Apollinaire’in ünü yayıldıkça, aslında tam da istemediği şey, anıtı yükseliyor, aslında tam da istediği şey. Sınırlarını bilmeyen biri, sınırları belli olsun istemeyen biri. Nadir kitaplara düşkün, kuralcı, resmî kurumlarca övülmeye bayılıyor, tuhaf insanlarca övülmeye bayılıyor ve bunların tam tersi. Popüler olmak istiyor, karalandığında üzülüyor, iftiraları duyunca üzülüyor, aslında söylendiği gibi biri değil veya tam da öyle biri. Skandallar yaratır, insanları kızdırır, kurmaca bir metinde Kafka ve Brod’la birlikte meşhur bir tabloyu aşırmaya çalışır. Kafka’nın uçlara sürüklenmesi Paris’in büyüsüyle mümkünse o büyü ruhuna kadar işlemiştir Apollinaire’in, daha fazlasını yapar. Cesurdur, şairdir, dönemin tüm tanınmış ressamları ünlerini biraz ona borçludurlar. Sevdiğini gerçekten sevip kollar, sevdiği şair olsun olmasın. Kimsenin öğretmeni olmak istemezmiş, Soupault’ya söylediği. “Şiirin işgali altında”, savaş yıllarında. Daha hızlı gitmek istediğini dizelerine kazımıştır. Dükkâna girer, bütün nesneleri inceler, Proust’un bir çiçeğin önünde on dakika durması gibi şeylere saygılarını sunar.

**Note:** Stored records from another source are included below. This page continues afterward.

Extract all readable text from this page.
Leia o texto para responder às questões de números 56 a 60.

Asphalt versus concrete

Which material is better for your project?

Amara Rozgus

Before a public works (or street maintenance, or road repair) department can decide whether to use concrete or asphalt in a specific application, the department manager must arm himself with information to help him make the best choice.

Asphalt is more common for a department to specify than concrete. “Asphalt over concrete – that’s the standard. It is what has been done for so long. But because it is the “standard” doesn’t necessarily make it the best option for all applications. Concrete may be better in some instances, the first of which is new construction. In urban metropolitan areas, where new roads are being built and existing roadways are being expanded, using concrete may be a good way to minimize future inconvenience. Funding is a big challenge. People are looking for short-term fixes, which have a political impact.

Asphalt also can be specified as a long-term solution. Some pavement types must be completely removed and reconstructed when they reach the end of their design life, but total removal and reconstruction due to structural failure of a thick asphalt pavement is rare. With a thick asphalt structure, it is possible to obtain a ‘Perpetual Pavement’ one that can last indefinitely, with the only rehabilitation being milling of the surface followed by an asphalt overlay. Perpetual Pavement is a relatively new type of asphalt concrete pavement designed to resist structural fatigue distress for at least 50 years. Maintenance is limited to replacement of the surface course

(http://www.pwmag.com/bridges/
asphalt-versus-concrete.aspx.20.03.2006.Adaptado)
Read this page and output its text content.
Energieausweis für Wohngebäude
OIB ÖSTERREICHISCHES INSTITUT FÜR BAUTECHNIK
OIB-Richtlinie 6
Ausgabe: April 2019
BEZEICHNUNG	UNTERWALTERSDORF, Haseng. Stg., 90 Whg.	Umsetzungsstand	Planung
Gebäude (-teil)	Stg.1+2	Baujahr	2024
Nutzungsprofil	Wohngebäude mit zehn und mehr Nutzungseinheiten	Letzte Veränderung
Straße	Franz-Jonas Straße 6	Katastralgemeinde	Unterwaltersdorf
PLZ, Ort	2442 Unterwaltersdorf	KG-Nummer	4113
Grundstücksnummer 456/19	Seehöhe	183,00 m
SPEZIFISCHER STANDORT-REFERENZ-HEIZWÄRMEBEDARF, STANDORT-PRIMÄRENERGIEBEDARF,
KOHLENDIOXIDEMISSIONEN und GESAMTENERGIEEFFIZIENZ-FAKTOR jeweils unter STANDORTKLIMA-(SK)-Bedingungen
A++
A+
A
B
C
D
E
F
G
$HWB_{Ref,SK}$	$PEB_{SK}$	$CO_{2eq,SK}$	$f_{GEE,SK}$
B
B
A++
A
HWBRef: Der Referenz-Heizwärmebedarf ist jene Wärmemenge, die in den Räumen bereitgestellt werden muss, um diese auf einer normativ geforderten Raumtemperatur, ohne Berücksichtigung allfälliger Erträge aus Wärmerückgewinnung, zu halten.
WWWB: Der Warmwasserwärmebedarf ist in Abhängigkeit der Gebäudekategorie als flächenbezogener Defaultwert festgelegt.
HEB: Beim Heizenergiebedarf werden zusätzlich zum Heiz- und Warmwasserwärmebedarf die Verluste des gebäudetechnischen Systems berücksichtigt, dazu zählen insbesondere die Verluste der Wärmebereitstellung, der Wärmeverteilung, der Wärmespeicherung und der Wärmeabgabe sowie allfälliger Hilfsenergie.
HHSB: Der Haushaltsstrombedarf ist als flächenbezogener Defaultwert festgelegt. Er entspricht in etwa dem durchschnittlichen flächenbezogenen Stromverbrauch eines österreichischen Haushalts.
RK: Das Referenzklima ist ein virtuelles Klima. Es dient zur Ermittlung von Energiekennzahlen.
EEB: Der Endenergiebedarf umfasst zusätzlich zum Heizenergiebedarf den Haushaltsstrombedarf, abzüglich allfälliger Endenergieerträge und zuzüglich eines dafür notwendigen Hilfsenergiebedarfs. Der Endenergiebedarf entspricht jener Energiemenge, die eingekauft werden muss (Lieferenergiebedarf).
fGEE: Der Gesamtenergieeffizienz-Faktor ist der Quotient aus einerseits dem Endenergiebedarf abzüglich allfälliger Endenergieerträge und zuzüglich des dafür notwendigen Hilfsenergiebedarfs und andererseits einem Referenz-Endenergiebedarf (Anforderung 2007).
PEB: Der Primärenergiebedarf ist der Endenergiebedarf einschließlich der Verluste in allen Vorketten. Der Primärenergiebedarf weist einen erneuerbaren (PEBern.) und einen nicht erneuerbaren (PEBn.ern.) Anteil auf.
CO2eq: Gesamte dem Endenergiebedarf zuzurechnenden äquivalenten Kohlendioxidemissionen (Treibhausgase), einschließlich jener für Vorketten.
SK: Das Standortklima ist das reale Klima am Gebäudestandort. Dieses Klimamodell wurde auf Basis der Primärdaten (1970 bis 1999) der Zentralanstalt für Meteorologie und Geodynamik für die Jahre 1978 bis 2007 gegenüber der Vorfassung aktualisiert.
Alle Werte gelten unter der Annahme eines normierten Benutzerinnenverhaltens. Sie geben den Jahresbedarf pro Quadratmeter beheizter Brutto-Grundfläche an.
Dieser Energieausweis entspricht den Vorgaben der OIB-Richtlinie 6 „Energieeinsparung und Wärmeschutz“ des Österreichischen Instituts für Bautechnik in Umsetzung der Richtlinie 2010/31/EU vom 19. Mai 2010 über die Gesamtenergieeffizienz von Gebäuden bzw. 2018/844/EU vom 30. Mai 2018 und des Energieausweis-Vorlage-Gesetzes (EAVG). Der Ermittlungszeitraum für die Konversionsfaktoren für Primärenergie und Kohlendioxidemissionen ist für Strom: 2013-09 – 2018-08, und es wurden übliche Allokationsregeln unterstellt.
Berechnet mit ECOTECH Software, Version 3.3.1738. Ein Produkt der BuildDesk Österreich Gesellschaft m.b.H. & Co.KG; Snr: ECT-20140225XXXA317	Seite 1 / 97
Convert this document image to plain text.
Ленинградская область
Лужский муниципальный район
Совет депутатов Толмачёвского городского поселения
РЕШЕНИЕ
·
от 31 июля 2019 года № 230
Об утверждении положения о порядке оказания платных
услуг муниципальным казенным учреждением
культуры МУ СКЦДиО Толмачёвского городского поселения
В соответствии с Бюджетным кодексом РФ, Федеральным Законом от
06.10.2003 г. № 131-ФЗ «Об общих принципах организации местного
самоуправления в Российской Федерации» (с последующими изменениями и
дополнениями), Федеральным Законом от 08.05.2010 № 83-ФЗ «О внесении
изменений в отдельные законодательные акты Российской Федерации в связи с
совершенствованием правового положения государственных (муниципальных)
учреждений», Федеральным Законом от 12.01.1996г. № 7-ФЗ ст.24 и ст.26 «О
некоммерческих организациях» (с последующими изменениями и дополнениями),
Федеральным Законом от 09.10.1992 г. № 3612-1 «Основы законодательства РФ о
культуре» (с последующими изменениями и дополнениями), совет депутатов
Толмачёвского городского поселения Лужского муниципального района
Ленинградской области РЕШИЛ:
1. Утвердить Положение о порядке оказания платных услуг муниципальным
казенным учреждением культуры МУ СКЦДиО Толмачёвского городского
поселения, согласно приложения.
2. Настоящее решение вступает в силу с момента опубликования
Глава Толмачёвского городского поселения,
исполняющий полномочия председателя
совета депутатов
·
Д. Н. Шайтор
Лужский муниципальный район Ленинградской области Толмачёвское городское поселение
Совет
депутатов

Öldüğü odada Picasso’nun, Braque’ın tabloları asılı. Akademizme yüz vermiyor, “yeni ruh” kimdeyse onu fişekliyor, çağdaşlarından çeyrek asır önde. “Yazdıklarının çoğunu, başkaları güzel bulsa bile, kolaylıkla çöpe atabiliyordu. Denemekten yılmadığı için bir süre sonra bir başka şiirde aynı sesi ve aynı dili yakalayabiliyordu. Aynı kaygıyı başka şairler için de duyuyor, tekrara düşmemelerini istiyordu.” (s. 8)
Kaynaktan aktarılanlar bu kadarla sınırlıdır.